Judge to killer of Macon rapper: ‘Too many people die in this town for no real reason’

A mother’s tearful plea did not go unheard in a Bibb County courtroom Monday.

Tarmeassia Guice told a judge of her pain and sorrow in the aftermath of her son Keenan’s shooting death two winters ago.

Through sobs about how much she missed and loved him, she said, “This senseless violence with guns have to stop. And people have to be held accountable for their actions.”

Keenan Guice, 20, an aspiring rapper, had been at a Macon apartment complex the night of Dec. 18, 2017, when a man named Demarcus Colson and others showed up. Guice was shot in the chest while trying to help defuse an argument between Colson and a man at the apartments in a spat that, as best authorities can tell, was about a woman.

Demarcus Colson.JPG
Demarcus Colson

In court Monday, Colson couldn’t muster much of an explanation for what sparked the gunfire, just that it stemmed from a “he-said, she-said.”

The shooting happened at Cobblestone Square Apartments on Riley Avenue, just north of Vineville and Ridge avenues behind what was then Ingleside United Methodist Church.

Colson, who turns 27 next week, was in court to plead guilty.

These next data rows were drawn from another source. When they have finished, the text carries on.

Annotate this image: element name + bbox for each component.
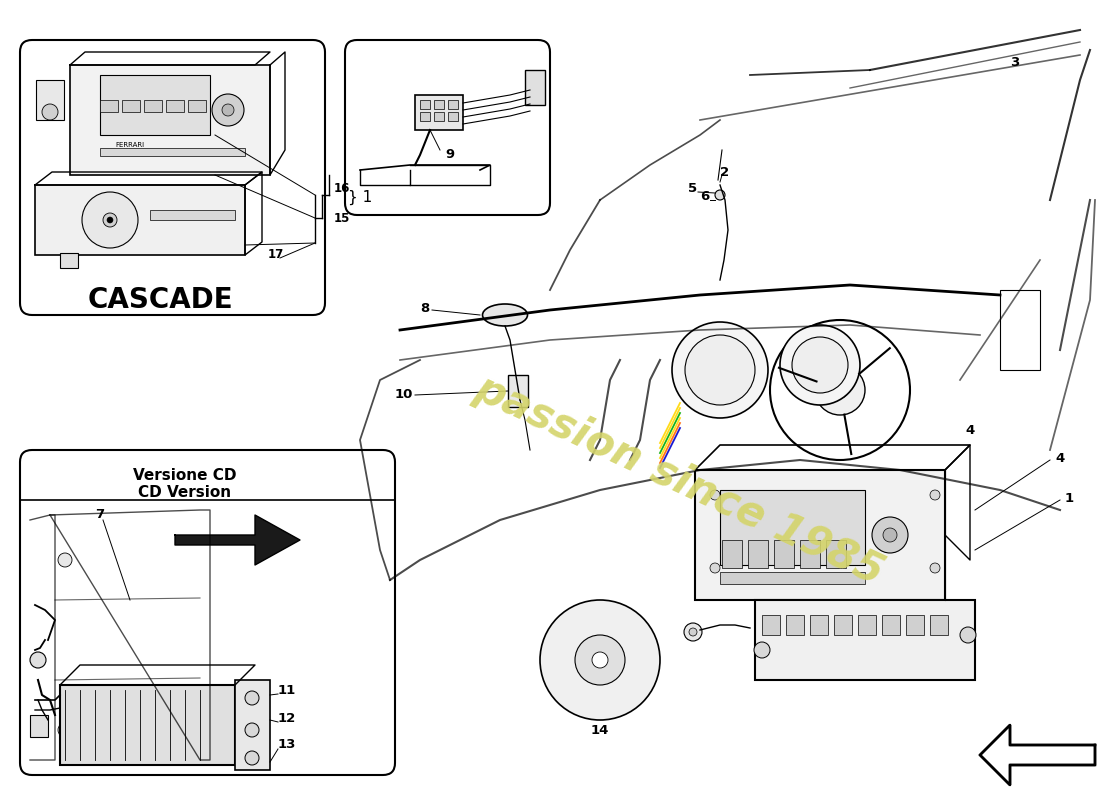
Bar [930, 615, 948, 635]
Circle shape [960, 627, 976, 643]
Text: 15: 15 [334, 211, 351, 225]
Polygon shape [175, 515, 300, 565]
Text: 4: 4 [1055, 451, 1065, 465]
Circle shape [58, 553, 72, 567]
Bar [722, 540, 742, 568]
Bar [720, 490, 865, 565]
Bar [144, 100, 162, 112]
Bar [36, 80, 64, 120]
Bar [826, 540, 846, 568]
Circle shape [930, 563, 940, 573]
Circle shape [592, 652, 608, 668]
Text: Versione CD
CD Version: Versione CD CD Version [133, 468, 236, 501]
Bar [100, 100, 118, 112]
Bar [434, 100, 444, 109]
Bar [810, 615, 828, 635]
Bar [774, 540, 794, 568]
Circle shape [689, 628, 697, 636]
Bar [420, 100, 430, 109]
Text: 11: 11 [278, 683, 296, 697]
Circle shape [103, 213, 117, 227]
Text: 4: 4 [965, 423, 975, 437]
Bar [695, 470, 945, 600]
Bar [858, 615, 876, 635]
Bar [906, 615, 924, 635]
Text: 16: 16 [334, 182, 351, 194]
Bar [786, 615, 804, 635]
Bar [70, 65, 270, 175]
Circle shape [684, 623, 702, 641]
Circle shape [815, 365, 865, 415]
Text: 6: 6 [700, 190, 710, 203]
Bar [762, 615, 780, 635]
Bar [434, 112, 444, 121]
Bar [748, 540, 768, 568]
Bar [100, 148, 245, 156]
Circle shape [685, 335, 755, 405]
Text: 1: 1 [1065, 491, 1074, 505]
Text: passion since 1985: passion since 1985 [469, 366, 891, 594]
Circle shape [710, 490, 720, 500]
Circle shape [715, 190, 725, 200]
Bar [122, 100, 140, 112]
Circle shape [780, 325, 860, 405]
Text: 5: 5 [688, 182, 697, 194]
Circle shape [832, 382, 848, 398]
Circle shape [754, 642, 770, 658]
Circle shape [872, 517, 908, 553]
Circle shape [107, 217, 113, 223]
Circle shape [930, 490, 940, 500]
Bar [1000, 290, 1040, 370]
Text: 10: 10 [395, 389, 414, 402]
Bar [188, 100, 206, 112]
Text: 17: 17 [268, 249, 284, 262]
Bar [100, 75, 210, 135]
Text: 14: 14 [591, 723, 609, 737]
Circle shape [30, 652, 46, 668]
Circle shape [883, 528, 896, 542]
Circle shape [82, 192, 138, 248]
Text: 2: 2 [720, 166, 729, 178]
Text: FERRARI: FERRARI [116, 142, 144, 148]
Bar [60, 685, 235, 765]
Text: CASCADE: CASCADE [87, 286, 233, 314]
Circle shape [245, 751, 258, 765]
Text: 8: 8 [420, 302, 429, 314]
Bar [882, 615, 900, 635]
Bar [35, 185, 245, 255]
Bar [755, 600, 975, 680]
Circle shape [575, 635, 625, 685]
Circle shape [58, 723, 72, 737]
Circle shape [42, 104, 58, 120]
Bar [525, 70, 544, 105]
Circle shape [672, 322, 768, 418]
Text: } 1: } 1 [348, 190, 372, 205]
Circle shape [710, 563, 720, 573]
Circle shape [245, 723, 258, 737]
Text: 12: 12 [278, 711, 296, 725]
Circle shape [245, 691, 258, 705]
Bar [420, 112, 430, 121]
Circle shape [222, 104, 234, 116]
Circle shape [540, 600, 660, 720]
Bar [30, 715, 48, 737]
Bar [235, 680, 270, 770]
Bar [800, 540, 820, 568]
Bar [834, 615, 852, 635]
Circle shape [792, 337, 848, 393]
Text: 13: 13 [278, 738, 296, 751]
Bar [720, 572, 865, 584]
Bar [508, 375, 528, 407]
Bar [448, 100, 458, 109]
Bar [150, 210, 235, 220]
Bar [60, 253, 78, 268]
Bar [415, 95, 463, 130]
Text: 3: 3 [1010, 55, 1020, 69]
Bar [166, 100, 184, 112]
Ellipse shape [483, 304, 528, 326]
Text: 9: 9 [446, 149, 454, 162]
Circle shape [212, 94, 244, 126]
Bar [448, 112, 458, 121]
Text: 7: 7 [95, 509, 104, 522]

The deadly argument he helped escalate had involved another man with a gun, authorities have said.

In exchange for Colson’s plea, a murder charge against him was reduced to voluntary manslaughter. He also pleaded guilty to aggravated assault and a gun charge. He was sentenced to 15 years in prison and another 15 years on probation.

Bibb County Superior Court Judge Howard Z. Simms Joe Kovac Jr.

Colson’s soft-spoken, at-times-muttered explanation about why the killing happened was hard to hear for those in the courtroom gallery behind him. His lawyer, Lauren Dixon, told the judge that Colson had acknowledged doing wrong and attributed some of Colson’s actions to “hanging out with the wrong people.”

Later, Judge Howard Z. Simms, as best he could, summed up the encounter that cost Keenan Guice his life.

Looking down from the bench at Colson, the judge said, “The bottom line is, Mr. Colson, somebody’s dead who didn’t have anything to do with this. ... Is there any point? ... Mr. Guice’s mom is right. Too many people die in this town for no real reason, way too often.”

Simms said some people seem to have lost touch with value of another person’s life.

“Shooting somebody around here seems like it doesn’t get much more thought than turning on or off a light switch,” he said, still staring down at Colson. “You can’t give me any good reason why this man is dead. There are never any good reasons why, never.”